Psychiatric disorders in the dermatological patient are generally assumed to be secondary to the skin disorder; however, in some instances they may be primary and/or have a direct impact on the course of the dermatological symptoms. Pruritus severity in psoriasis and atopic dermatitis has been noted to correlate directly with the severity of depressive symptoms in the patient, suggesting that depression may modulate pruritus perception. Depressive disease is one of the most frequently encountered psychiatric disorders in dermatology and may be a feature of a wide range of conditions including psoriasis, acne, chronic idiopathic urticaria and atopic dermatitis. Depressive symptoms may also present as somatic equivalents, for instance cutaneous dysaesthesias for which no physical basis can be identified. Psoriasis and acne have been associated with suicidal ideation and suicide. In psoriasis the frequency of suicidal ideation generally increases with increasing psoriasis severity; however among acne patients, the severity of the skin lesions and frequency of suicidal ideation do not show a consistent relationship, as even mild-to-moderate acne has been associated with depression, suicidal ideation and completed suicide.

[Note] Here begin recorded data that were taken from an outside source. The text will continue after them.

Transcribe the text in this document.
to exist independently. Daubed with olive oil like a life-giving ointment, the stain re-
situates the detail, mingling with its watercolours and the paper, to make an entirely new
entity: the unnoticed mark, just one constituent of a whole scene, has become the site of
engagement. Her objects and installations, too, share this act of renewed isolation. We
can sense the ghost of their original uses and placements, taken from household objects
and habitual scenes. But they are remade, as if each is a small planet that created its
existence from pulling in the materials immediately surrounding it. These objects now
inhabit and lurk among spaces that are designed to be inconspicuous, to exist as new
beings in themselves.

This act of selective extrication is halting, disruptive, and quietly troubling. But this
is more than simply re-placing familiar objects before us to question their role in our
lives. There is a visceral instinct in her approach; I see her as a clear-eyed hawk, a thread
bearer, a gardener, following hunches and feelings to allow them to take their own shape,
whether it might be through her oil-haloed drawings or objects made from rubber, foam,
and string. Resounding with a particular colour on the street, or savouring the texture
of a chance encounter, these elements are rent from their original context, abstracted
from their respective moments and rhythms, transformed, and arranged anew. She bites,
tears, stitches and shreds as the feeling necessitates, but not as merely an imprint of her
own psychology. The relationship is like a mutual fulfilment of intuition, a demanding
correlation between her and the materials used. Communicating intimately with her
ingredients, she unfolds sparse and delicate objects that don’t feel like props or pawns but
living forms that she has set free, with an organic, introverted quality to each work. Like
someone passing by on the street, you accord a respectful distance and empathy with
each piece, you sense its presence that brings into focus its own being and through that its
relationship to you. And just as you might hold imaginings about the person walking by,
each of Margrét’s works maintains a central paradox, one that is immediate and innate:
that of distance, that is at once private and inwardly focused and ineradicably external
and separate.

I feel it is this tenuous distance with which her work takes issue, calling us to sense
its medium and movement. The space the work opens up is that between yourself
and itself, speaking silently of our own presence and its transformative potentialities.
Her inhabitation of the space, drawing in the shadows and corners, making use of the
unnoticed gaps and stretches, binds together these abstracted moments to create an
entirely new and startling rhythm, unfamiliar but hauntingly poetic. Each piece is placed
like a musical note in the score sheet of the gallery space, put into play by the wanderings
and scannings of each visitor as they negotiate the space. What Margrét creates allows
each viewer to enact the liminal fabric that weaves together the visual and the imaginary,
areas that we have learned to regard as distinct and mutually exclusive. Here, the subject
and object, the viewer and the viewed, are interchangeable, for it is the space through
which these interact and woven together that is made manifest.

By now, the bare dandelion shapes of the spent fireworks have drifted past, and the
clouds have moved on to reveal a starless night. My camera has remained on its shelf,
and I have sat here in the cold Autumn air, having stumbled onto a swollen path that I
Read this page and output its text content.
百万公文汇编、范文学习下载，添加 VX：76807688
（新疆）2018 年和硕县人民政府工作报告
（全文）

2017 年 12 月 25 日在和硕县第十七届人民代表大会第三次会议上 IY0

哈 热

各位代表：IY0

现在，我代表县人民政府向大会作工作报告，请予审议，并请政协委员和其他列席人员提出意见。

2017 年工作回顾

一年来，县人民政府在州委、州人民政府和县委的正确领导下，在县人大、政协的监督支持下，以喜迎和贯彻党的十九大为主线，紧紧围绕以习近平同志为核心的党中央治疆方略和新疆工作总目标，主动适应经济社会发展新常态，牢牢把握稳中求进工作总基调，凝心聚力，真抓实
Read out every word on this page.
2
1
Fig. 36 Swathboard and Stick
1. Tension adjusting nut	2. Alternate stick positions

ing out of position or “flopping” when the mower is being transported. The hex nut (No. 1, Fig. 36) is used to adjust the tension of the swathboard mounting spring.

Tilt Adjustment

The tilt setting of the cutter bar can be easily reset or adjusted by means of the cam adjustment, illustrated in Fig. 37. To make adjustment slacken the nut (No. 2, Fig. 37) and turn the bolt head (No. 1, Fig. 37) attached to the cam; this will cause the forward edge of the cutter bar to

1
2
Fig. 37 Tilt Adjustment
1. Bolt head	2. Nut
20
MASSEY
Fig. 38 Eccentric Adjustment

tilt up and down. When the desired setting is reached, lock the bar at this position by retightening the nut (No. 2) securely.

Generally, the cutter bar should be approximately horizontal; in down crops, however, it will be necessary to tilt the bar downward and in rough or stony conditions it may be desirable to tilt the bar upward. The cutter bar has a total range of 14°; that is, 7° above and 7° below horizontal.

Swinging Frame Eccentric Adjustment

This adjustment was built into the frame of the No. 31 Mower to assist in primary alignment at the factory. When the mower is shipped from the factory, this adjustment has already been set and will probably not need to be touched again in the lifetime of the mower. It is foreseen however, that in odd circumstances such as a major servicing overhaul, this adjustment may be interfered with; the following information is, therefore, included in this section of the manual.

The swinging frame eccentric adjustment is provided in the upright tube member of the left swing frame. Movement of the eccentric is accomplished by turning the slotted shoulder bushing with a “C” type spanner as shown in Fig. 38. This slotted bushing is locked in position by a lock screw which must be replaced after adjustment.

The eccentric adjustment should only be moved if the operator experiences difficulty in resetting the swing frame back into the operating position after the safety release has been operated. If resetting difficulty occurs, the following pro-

Some of the other psychiatric syndromes in dermatology include OCD which may manifest as repetitive hand washing or bathing, trichotillomania, onychophagia, neurotic excoriations or an excessive concern about a minor or imagined 'defect' in the skin. Social phobia or social anxiety disorder can be a feature of a wide range of cosmetically disfiguring conditions or conditions that become more visible when the patient is autonomically aroused such as rosacea and hyperhydrosis. PTSD is often under-recognised and may be an underlying problem in the self-induced dermatoses such as trichotillomania and dermatitis artefacta. BDD or dysmorpho-phobia is often encountered in patients who present with an excessive concern about a minimal or imagined dermatological problem such as minimal acne, wrinkles or vascular markings.

Overall, it is important to evaluate and manage the psychiatric comorbidity in the dermatological patient, as they can contribute towards a large proportion of the overall morbidity associated with the skin disorder and usually have a significant impact on the quality of life of the patient. In some instances, the psychiatric comorbidity such as depressive disease can have an adverse impact on dermato-logical aspects of the disorder due to poor adherence to treatment or a possible direct effect on certain symptoms such as pruritus. Certain body image pathologies may predispose the patient to overestimate the severity of their dermatological symptom, which may culminate in excessive concerns about minor problems or patient dissatisfaction with treatment outcome. It is therefore increasingly recognised that an improvement in psychiatric comorbidity is an important measure of treatment outcome for a wide range of dermatological patients.